New Zealand mail carrier and farmer

Henry Burling (5 October 1807 - 17 September 1911) was an English-born New Zealand centenarian who was a mail carrier and farmer. He and his family claimed that he was born on 1 May 1801, making him 110 years of age at death, but subsequent research has debunked this.

==Biography==
He was born in Stratford, Essex (now East London), England, United Kingdom on 5 October 1807 to Thomas Burling, a soap maker, and Joanna Pike. He emigrated to New Zealand on the ship called London with his wife Mary Worsley (whom he had married on 27 January 1839 in Marylebone, Middlesex), arriving on 1 May 1842; one son, Charles, died aged 3 on the journey. He had four children at the time he married his wife and they would have another four. She died in 1864.

Burling worked as a silk and satin printer and gardener and purchased land, before joining the mail service, where he carried mail by foot between Wellington and Wanganui, unarmed, during the New Zealand Wars, usually in what was a physical strenuous activity, where he swam rivers with the mail with the clothes attached to his back. As a result, he earned the trust of Te Rangihaeata and other Māori in the area.
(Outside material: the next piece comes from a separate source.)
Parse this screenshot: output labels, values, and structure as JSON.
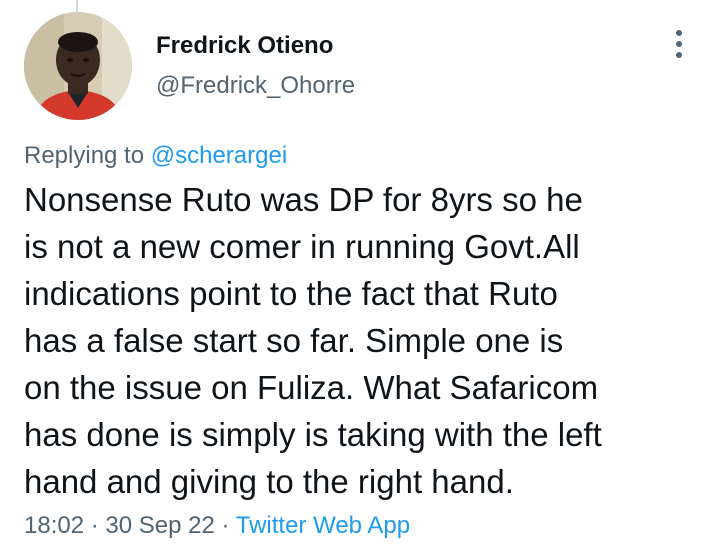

Burling died at his home of Waikanae, after 5 weeks of suffering from bronchitis and a paralytic stroke, survived by three of his thirteen children: Arthur (73), with whom he was living, Henry (86) and Sarah Goodin (69). At the time of his death Burling had over 600 living descendants. At the time he was incorrectly said to have been a supercentenarian, allegedly having lived to 110, although the term was probably not coined then, in his later years he was mentally still alert and strong, but suffering bad eyesight from an earlier accident.